This angers me for another reason, too. We pay legislators in the US to create and revise laws. In multiple state legislatures and on the federal level, the performance of elected officials keeps getting worse. I really wish some effort would be made to put this into campaign ads that fit right in with GOP messaging about work.
Taxpayers are not getting what they paid for, and haven’t been for years. Members of the GOP state publicly that they’re not going to do their jobs for the most part, instead focusing on preventing anything from getting done. The consequences of this cost us even more. Now, they pick several fascist issues, make a mountain out of a molehill, and look at all of the legislation they’re suddenly attempting to pass. So, it wasn’t that they couldn’t do the job, they just wouldn’t…until they decide to focus on subjects that don’t do a single thing for jobs, the economy, childcare, cost of living, or tax reform.*
If the average worker did something like that they’d be fired. It’s time to fire these pols and bring in folks who understand the value of an honest day’s work in exchange for their pay (followed by an updated version of these):
“ As it turns out, former Ku Klux Klan member Chester Doles won’t qualify to run for office in Georgia due to a felony conviction unveiled by CBS 46.
Doles, who had his eye on the District 3 seat of the Lumpkin County Board of Commissioners, pleaded guilty to battery in the beating of Charles Peters, a Black man, in Maryland in 1993, The Baltimore Sunreported.
But it’s his decision to plead guilty to possessing dozens of firearms in 2004 that led to him being stripped of the opportunity to run for office. A truly sad sentence if ever there were one.”
Addressed to “members of the Pennsylvania press” and circulated among media outlets and political insiders, the demand from the campaigns of State Sen. Jake Corman, former Delaware County Council member Dave White, former congressman Lou Barletta, and former U.S. Attorney Bill McSwain lists four requirements that must be met for these candidates to participate in any primary debate:
Moderators must be registered Republicans who live in Pennsylvania.
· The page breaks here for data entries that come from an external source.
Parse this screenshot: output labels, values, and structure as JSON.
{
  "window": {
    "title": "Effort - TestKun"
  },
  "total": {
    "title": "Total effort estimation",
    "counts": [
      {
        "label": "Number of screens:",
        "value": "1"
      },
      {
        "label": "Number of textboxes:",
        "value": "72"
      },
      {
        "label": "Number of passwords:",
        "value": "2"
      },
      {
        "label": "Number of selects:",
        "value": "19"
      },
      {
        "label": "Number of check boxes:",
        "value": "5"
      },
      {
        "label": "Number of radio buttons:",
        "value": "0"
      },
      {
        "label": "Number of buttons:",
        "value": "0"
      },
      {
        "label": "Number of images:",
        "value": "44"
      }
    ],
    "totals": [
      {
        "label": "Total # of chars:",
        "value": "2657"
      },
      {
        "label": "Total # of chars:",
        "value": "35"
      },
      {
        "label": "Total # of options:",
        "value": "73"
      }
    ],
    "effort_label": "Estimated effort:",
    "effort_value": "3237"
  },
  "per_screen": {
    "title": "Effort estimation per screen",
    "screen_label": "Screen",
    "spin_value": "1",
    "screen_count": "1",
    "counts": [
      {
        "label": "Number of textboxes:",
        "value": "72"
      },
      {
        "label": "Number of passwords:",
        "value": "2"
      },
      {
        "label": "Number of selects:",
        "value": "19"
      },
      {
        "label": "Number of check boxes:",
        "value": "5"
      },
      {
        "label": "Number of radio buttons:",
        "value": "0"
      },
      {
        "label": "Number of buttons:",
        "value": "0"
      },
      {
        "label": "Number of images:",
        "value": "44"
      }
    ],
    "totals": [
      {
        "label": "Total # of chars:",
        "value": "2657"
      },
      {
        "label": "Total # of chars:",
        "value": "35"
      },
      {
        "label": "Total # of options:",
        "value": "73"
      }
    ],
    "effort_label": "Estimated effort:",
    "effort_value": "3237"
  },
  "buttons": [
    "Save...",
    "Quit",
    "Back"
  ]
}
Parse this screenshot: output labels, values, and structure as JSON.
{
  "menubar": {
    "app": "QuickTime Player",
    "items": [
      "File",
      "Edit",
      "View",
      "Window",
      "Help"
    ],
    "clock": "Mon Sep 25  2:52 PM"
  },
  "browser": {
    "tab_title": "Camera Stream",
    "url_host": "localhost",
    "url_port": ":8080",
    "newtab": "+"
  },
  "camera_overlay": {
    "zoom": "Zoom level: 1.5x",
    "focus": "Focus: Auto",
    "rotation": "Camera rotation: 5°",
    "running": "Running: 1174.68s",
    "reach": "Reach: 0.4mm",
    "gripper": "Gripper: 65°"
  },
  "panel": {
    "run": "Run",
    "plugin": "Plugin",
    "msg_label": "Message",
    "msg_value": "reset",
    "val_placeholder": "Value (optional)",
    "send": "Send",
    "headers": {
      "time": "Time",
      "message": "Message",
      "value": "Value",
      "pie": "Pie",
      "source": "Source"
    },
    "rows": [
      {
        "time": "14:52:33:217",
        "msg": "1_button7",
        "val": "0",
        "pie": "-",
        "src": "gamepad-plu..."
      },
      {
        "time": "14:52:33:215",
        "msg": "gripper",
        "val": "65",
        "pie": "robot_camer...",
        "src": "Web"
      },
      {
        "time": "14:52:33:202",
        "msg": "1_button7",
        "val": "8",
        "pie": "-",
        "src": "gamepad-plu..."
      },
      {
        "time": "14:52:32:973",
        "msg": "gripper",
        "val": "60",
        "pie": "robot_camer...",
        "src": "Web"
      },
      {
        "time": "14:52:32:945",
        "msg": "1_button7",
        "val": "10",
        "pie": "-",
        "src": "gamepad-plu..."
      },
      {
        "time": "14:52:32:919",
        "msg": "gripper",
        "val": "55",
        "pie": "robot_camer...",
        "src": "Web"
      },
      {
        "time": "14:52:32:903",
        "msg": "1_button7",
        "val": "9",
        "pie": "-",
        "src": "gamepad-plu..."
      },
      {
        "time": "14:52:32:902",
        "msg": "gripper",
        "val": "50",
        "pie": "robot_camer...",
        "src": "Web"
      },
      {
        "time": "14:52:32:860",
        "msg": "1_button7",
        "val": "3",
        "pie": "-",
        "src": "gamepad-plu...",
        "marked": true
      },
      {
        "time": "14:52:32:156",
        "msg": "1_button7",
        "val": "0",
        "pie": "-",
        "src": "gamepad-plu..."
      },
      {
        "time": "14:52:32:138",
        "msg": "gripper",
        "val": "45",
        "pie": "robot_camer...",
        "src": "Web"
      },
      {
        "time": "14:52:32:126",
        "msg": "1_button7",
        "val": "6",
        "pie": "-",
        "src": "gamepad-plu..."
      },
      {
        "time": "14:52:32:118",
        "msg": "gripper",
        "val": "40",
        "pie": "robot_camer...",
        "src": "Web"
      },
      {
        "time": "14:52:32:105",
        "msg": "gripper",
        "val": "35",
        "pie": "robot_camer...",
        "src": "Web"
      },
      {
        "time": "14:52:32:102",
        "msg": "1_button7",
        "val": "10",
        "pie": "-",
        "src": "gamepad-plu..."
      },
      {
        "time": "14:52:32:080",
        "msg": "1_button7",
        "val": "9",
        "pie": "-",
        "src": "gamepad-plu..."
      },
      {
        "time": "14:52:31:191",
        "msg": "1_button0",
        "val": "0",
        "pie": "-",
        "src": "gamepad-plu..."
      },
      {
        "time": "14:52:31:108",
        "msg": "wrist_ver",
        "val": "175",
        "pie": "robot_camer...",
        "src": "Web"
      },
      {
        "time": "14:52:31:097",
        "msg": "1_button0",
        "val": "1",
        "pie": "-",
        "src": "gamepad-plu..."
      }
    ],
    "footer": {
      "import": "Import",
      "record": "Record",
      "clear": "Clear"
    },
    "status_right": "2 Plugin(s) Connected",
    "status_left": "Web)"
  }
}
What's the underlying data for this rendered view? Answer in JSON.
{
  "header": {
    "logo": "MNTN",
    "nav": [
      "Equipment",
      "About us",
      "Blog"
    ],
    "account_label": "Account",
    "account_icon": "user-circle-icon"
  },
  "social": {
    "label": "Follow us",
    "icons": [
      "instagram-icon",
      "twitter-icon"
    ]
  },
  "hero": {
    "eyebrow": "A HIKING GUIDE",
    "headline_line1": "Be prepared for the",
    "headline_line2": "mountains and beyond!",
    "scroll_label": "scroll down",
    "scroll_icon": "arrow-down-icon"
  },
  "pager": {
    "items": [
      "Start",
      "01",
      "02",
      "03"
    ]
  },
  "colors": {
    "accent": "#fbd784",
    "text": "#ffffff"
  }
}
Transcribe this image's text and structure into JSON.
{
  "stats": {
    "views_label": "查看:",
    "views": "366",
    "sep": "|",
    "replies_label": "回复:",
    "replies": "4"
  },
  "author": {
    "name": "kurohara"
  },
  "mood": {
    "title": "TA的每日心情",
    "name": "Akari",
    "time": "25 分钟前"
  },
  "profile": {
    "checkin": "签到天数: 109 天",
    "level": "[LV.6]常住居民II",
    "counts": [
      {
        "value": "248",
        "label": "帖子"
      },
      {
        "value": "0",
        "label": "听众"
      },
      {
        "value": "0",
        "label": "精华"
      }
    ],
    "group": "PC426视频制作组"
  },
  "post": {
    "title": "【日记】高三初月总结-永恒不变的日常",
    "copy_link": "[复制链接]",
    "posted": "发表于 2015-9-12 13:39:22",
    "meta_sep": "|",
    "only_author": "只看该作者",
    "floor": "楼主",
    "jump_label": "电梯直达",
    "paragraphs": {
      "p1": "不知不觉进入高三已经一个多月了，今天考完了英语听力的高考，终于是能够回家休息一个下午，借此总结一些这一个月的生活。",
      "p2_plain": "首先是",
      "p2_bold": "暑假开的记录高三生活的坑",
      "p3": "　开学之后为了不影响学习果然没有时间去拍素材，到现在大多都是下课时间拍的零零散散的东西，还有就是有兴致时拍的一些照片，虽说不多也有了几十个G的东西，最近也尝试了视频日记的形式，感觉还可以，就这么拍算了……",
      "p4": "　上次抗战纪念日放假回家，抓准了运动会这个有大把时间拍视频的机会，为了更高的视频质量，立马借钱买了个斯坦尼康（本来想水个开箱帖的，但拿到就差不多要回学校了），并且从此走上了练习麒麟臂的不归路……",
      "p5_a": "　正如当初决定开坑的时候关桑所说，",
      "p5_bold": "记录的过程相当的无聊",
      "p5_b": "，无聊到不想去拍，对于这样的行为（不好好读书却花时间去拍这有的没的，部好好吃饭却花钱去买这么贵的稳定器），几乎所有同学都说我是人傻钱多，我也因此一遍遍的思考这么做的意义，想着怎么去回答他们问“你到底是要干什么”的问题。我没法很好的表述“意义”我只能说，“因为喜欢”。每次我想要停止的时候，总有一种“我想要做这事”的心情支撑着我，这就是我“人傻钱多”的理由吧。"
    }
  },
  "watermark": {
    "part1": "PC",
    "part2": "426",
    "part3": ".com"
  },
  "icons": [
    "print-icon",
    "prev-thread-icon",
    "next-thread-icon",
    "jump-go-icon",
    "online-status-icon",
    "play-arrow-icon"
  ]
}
They must not have endorsed or donated to any of the participants. They must not have “spoken negatively about any of the candidates on stage,” or work “for an organization that has maligned one of the candidates.” Plus, they don’t want questions that require answers shorter than 30 seconds.
“ Per the Hatch Act, special government employees like Oz and Walker are not permitted to run for partisan office while they conduct office government business. This the president sent both of them letters asking for their resignations by the end of the day.
Walker has not commented publicly, but Oz had a downright tizzy on Twitter.”
UPPDATE: Oz and Walker are doubling down, because of course they are.
“Herschel and Ozzy” sounds like a pair of neighborhood weirdos from the uncanny 1970s tv shows I sometimes dream about. Mostly harmless kids, but you worry about how they’re going to turn out as adults.